Plants that bear flowers can be divided up into two groups, dicotyledons and monocotyledons, or dicots and monocots, based on a number of characteristics. A cotyledon is a "seed leaf" or "baby leaf" produced by the embryo of a seed to nourish the plant before the true leaves form. Dicots have two and monocots have one. They also have rather different roots, leaf vein structures and flower parts.
Petals And Sepals
Petals are often the most obvious part of a flower, usually large and colorful. Cicots feature four or five of them, or multiples of these numbers. These attract the insects that pollinate the flowers and may be scented or have lines on them to guide the insect to the center, where the fertile parts of the flower are located. Collectively, they are called the perianth.
Sepals, usually smaller and green, are leaf-like bracts that protect the flower as it develops and matures. Certain flowers, such as dogwood "flowers," feature sepals that are large, look much like petals, and are called tepals. Collectively, they are called the calyx.
The carpel, the female parts of the flower, is made up of the stigma, style, ovary, and ovule. In dicots, these are in fours or fives. It is usually the innermost part of the flower, sitting right at the center.

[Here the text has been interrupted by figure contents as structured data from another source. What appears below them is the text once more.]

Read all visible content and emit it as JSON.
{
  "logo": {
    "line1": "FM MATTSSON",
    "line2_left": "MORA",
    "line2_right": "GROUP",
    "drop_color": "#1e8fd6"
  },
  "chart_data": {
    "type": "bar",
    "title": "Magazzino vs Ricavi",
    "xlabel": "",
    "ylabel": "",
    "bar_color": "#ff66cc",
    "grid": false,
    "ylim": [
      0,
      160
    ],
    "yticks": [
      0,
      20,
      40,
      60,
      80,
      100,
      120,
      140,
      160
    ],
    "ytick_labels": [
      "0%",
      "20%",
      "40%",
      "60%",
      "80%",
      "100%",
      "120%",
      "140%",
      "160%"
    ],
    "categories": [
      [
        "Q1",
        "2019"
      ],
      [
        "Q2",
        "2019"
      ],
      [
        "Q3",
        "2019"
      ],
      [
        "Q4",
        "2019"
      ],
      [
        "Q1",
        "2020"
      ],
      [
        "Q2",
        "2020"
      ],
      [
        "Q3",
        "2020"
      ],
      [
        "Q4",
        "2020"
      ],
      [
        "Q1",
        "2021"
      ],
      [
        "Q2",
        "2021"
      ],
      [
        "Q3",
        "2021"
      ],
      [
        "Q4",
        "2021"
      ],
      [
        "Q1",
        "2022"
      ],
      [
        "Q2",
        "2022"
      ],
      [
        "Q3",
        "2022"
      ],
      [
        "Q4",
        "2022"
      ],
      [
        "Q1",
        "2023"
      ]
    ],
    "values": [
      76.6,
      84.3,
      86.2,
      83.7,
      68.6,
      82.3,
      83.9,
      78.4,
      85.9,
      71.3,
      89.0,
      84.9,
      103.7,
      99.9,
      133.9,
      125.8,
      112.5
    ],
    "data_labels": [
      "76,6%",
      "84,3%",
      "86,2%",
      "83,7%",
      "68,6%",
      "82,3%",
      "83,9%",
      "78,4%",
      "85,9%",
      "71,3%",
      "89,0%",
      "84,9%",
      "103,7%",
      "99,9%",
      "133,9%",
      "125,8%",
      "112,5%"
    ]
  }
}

The stigma is a sticky place at the top of the carpel that holds the pollen, often also having various groves or hairs. It is situated on top of a style, the stalk that raises the stigma up above the ovary. One function of the style is to prevent self-fertilization of the flower by its own pollen.
The ovary is the rounded part at the base of the style that becomes the fruit. If it sits on top of the place where the petals are attached, it is called a superior ovary; if below, with the petals and sepals surrounding it, it is called an inferior ovary. Inside, there are locules in which ovules (fertile "eggs") develop.

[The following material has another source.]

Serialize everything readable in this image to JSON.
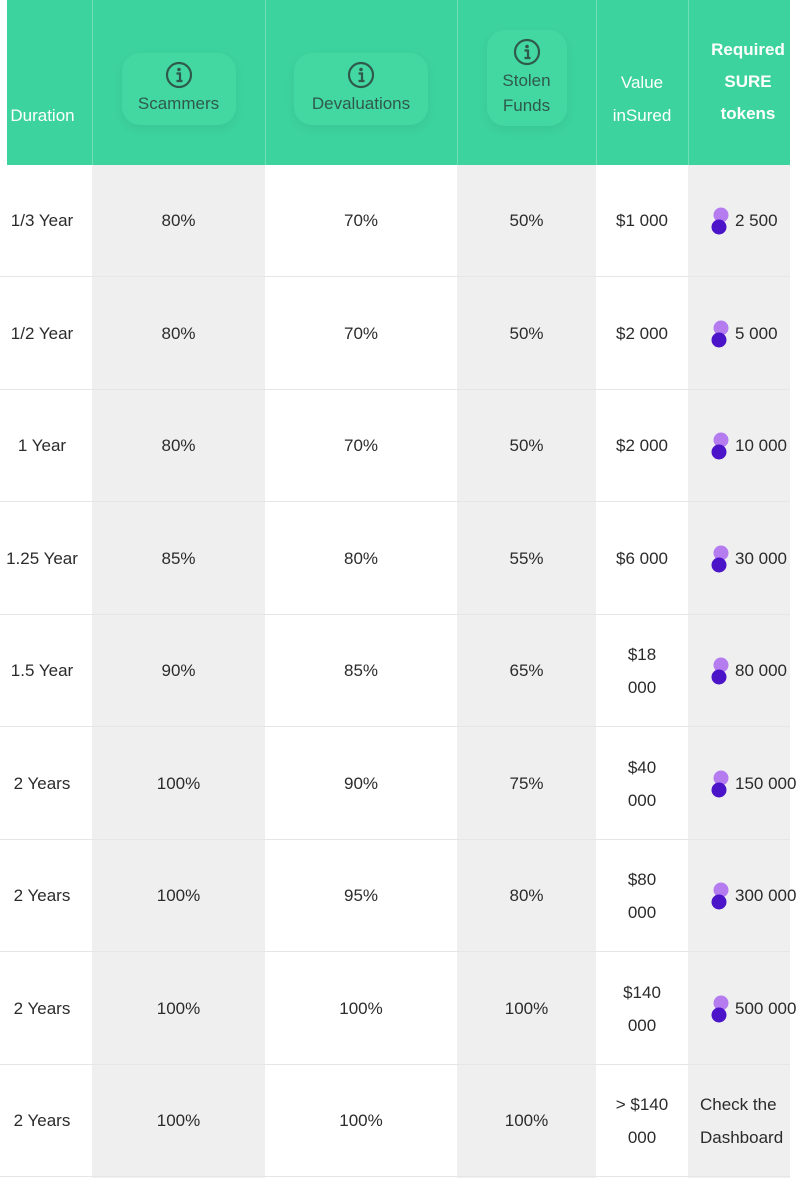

The ovule contains one egg cell that, when fertilized, develops into a new plant. It has a gap in its outer covering through which the tube that grows from a pollen grain delivers a sperm cell.

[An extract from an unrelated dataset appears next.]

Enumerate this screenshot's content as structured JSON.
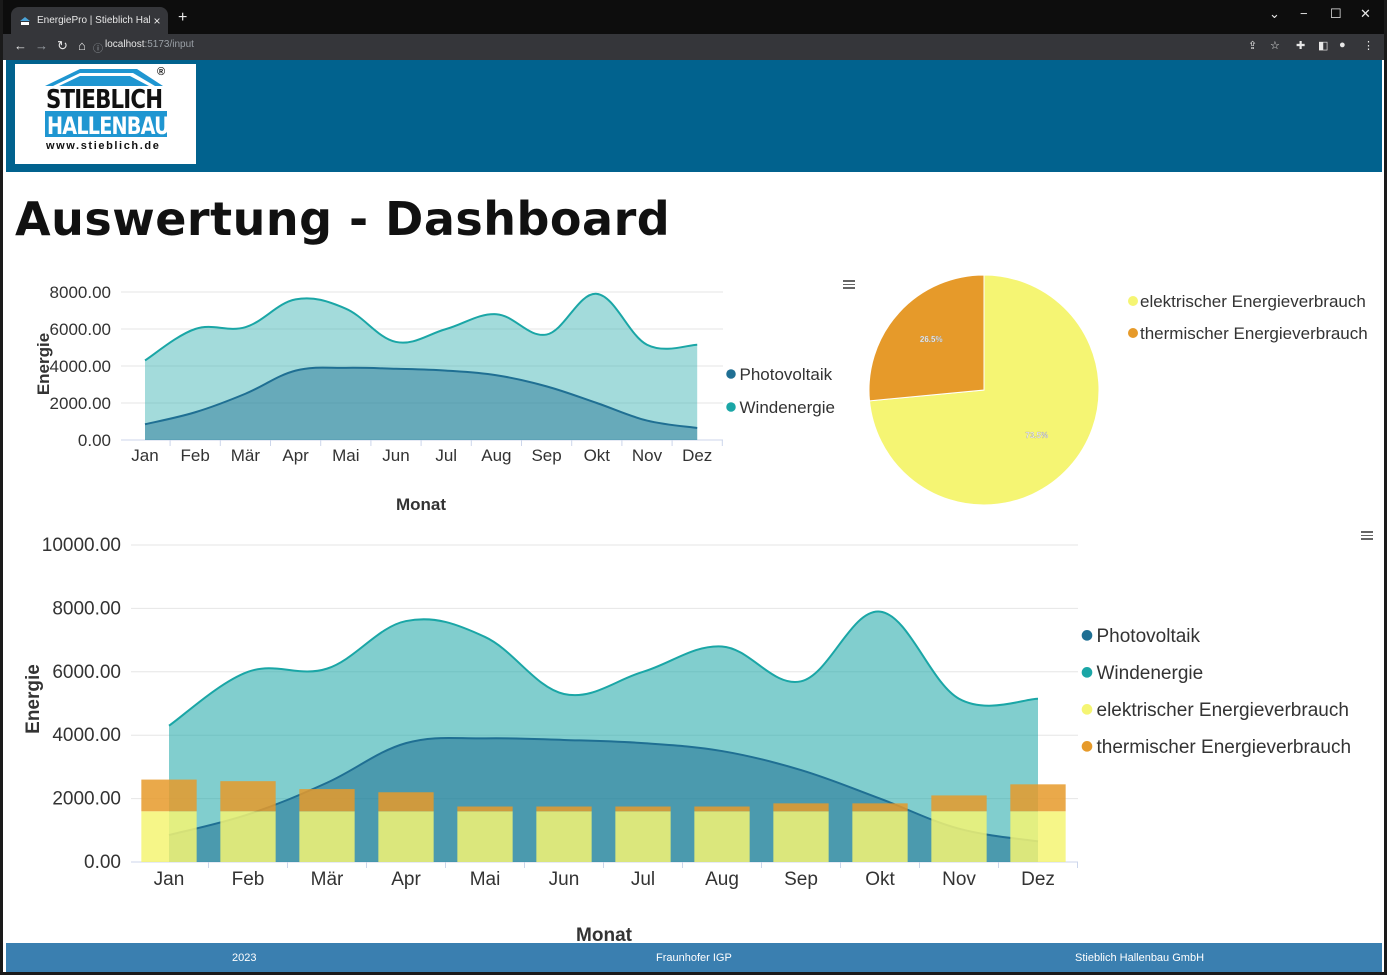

Stamens are the male parts of the flower and are also found in fours or fives. They are made up of a filament and an anther.
The anther is rounded or oval and contains two locules, the fertile area that produces the pollen that is released to the outside through slits or pores. Dicot pollen has three furrows or pores, and monocots have just one.
The filament is the stalk that holds up the anther and, in an unopened flower, delivers nutrients to it as it develops.